Onze nouveaux États africains ont officiellement rallié mardi l’initiative portée par la France et le Mexique visant à suspendre l’usage du droit de veto au Conseil de sécurité des Nations unies en cas d’atrocités de masse. Cette annonce, intervenue lors du sommet « Africa Forward » réuni au Kenya, porte désormais à 118 le nombre total de pays signataires de cette déclaration politique.

« Une étape est franchie pour protéger les peuples du monde contre les atrocités de masse : génocides, crimes contre l’humanité, et crimes de guerre les plus graves », a déclaré le représentant de la diplomatie française, Jean-Noël Barrot, depuis la capitale kényane.
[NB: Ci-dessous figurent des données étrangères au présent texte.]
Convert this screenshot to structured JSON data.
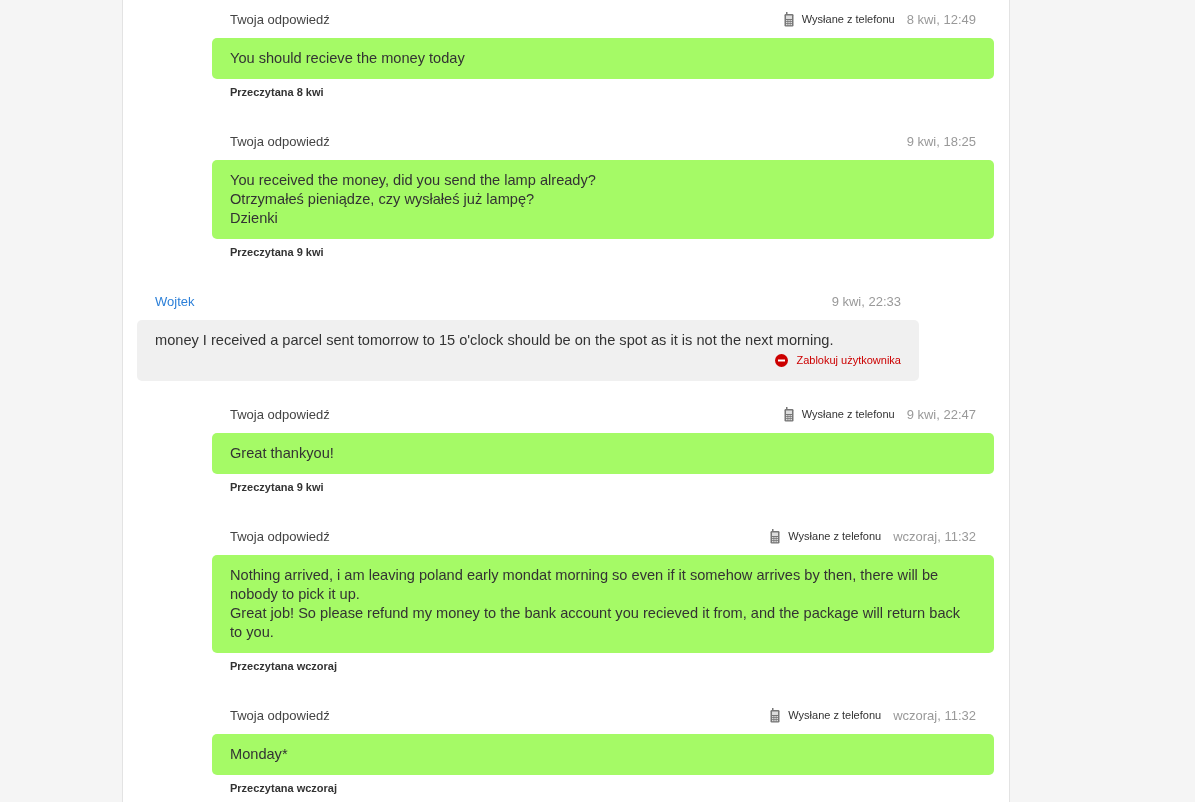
{
  "messages": [
    {
      "kind": "outgoing",
      "author": "Twoja odpowiedź",
      "sent_from": "Wysłane z telefonu",
      "time": "8 kwi, 12:49",
      "paragraphs": [
        "You should recieve the money today"
      ],
      "read": "Przeczytana 8 kwi"
    },
    {
      "kind": "outgoing",
      "author": "Twoja odpowiedź",
      "time": "9 kwi, 18:25",
      "paragraphs": [
        "You received the money, did you send the lamp already?",
        "Otrzymałeś pieniądze, czy wysłałeś już lampę?",
        "Dzienki"
      ],
      "read": "Przeczytana 9 kwi"
    },
    {
      "kind": "incoming",
      "author": "Wojtek",
      "time": "9 kwi, 22:33",
      "paragraphs": [
        "money I received a parcel sent tomorrow to 15 o'clock should be on the spot as it is not the next morning."
      ],
      "block_label": "Zablokuj użytkownika"
    },
    {
      "kind": "outgoing",
      "author": "Twoja odpowiedź",
      "sent_from": "Wysłane z telefonu",
      "time": "9 kwi, 22:47",
      "paragraphs": [
        "Great thankyou!"
      ],
      "read": "Przeczytana 9 kwi"
    },
    {
      "kind": "outgoing",
      "author": "Twoja odpowiedź",
      "sent_from": "Wysłane z telefonu",
      "time": "wczoraj, 11:32",
      "paragraphs": [
        "Nothing arrived, i am leaving poland early mondat morning so even if it somehow arrives by then, there will be nobody to pick it up.",
        "Great job! So please refund my money to the bank account you recieved it from, and the package will return back to you."
      ],
      "read": "Przeczytana wczoraj"
    },
    {
      "kind": "outgoing",
      "author": "Twoja odpowiedź",
      "sent_from": "Wysłane z telefonu",
      "time": "wczoraj, 11:32",
      "paragraphs": [
        "Monday*"
      ],
      "read": "Przeczytana wczoraj"
    }
  ]
}
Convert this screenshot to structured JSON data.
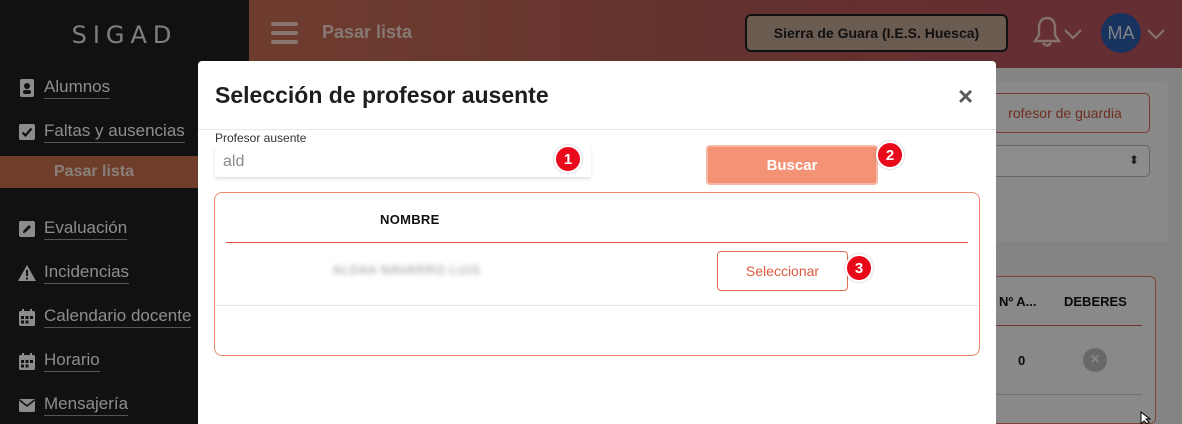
{
  "app": {
    "brand": "SIGAD"
  },
  "sidebar": {
    "items": [
      {
        "label": "Alumnos",
        "icon": "address-book-icon"
      },
      {
        "label": "Faltas y ausencias",
        "icon": "check-square-icon"
      },
      {
        "label": "Pasar lista",
        "icon": ""
      },
      {
        "label": "Evaluación",
        "icon": "edit-icon"
      },
      {
        "label": "Incidencias",
        "icon": "warning-icon"
      },
      {
        "label": "Calendario docente",
        "icon": "calendar-icon"
      },
      {
        "label": "Horario",
        "icon": "calendar-icon"
      },
      {
        "label": "Mensajería",
        "icon": "envelope-icon"
      }
    ]
  },
  "header": {
    "title": "Pasar lista",
    "center": "Sierra de Guara (I.E.S. Huesca)",
    "avatar": "MA"
  },
  "background": {
    "guardia_button": "rofesor de guardia",
    "columns": [
      "Nº A...",
      "DEBERES"
    ],
    "row_value": "0"
  },
  "modal": {
    "title": "Selección de profesor ausente",
    "close": "×",
    "field_label": "Profesor ausente",
    "field_value": "ald",
    "search_button": "Buscar",
    "column_name": "NOMBRE",
    "row_name_blurred": "ALDAA NAVARRO LUIS",
    "select_button": "Seleccionar",
    "badges": [
      "1",
      "2",
      "3"
    ]
  },
  "colors": {
    "accent": "#f49276",
    "badge": "#e8091a",
    "sidebar": "#1f1f24"
  }
}
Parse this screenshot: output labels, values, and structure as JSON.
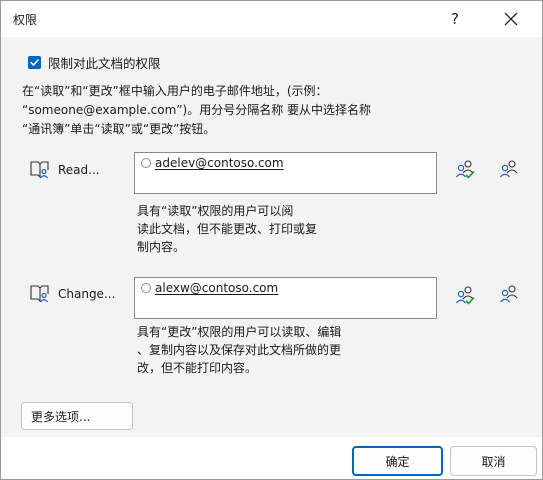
{
  "dialog": {
    "title": "权限",
    "help_label": "?",
    "restrict_checkbox": {
      "label": "限制对此文档的权限",
      "checked": true
    },
    "instructions": [
      "在“读取”和“更改”框中输入用户的电子邮件地址，(示例：",
      "“someone@example.com”)。用分号分隔名称 要从中选择名称",
      "“通讯簿”单击“读取”或“更改”按钮。"
    ],
    "read": {
      "button_label": "Read...",
      "email": "adelev@contoso.com",
      "description": [
        "具有“读取”权限的用户可以阅",
        "读此文档，但不能更改、打印或复",
        "制内容。"
      ]
    },
    "change": {
      "button_label": "Change...",
      "email": "alexw@contoso.com",
      "description": [
        "具有“更改”权限的用户可以读取、编辑",
        "、复制内容以及保存对此文档所做的更",
        "改，但不能打印内容。"
      ]
    },
    "more_options_label": "更多选项...",
    "ok_label": "确定",
    "cancel_label": "取消"
  },
  "colors": {
    "accent": "#0067c0",
    "panel_bg": "#f3f3f3",
    "icon_blue": "#1f5fbf",
    "check_green": "#13a10e"
  }
}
Soulignant l’urgence de réformer les mécanismes décisionnels de l’organisation internationale, régulièrement paralysée par les tensions géopolitiques, il a ajouté : « Nous ne pouvons plus attendre pour rendre à l’ONU son efficacité, qui ne doit plus être entravée par l’usage abusif du droit de veto. J’invite tous les pays qui ne l’ont pas encore fait à nous rejoindre ! »

L’initiative franco-mexicaine, dont les textes fondateurs avaient été présentés lors de la 70ème Assemblée générale des Nations unies, s’appuie sur le principe que le Conseil de sécurité, garant du maintien de la paix et de la sécurité internationales, ne doit pas être empêché d’agir face à des situations d’extrême gravité.

Cette démarche ne nécessite pas une révision complexe de la Charte des Nations unies, mais propose un « accord collectif et volontaire » parmi les membres permanents du Conseil de sécurité. Ces derniers s’engageraient à ne pas faire usage de leur veto pour bloquer une résolution ayant pour but de prévenir ou de faire cesser la commission d’atrocités de masse.

Le veto, « une responsabilité internationale »

Le texte rappelle les engagements pris par les chefs d’État et de gouvernement lors du Sommet mondial de 2005 concernant la responsabilité de protéger les populations civiles. Les promoteurs de l’initiative soulignent que le droit de veto « n’est pas un privilège, mais une responsabilité internationale ».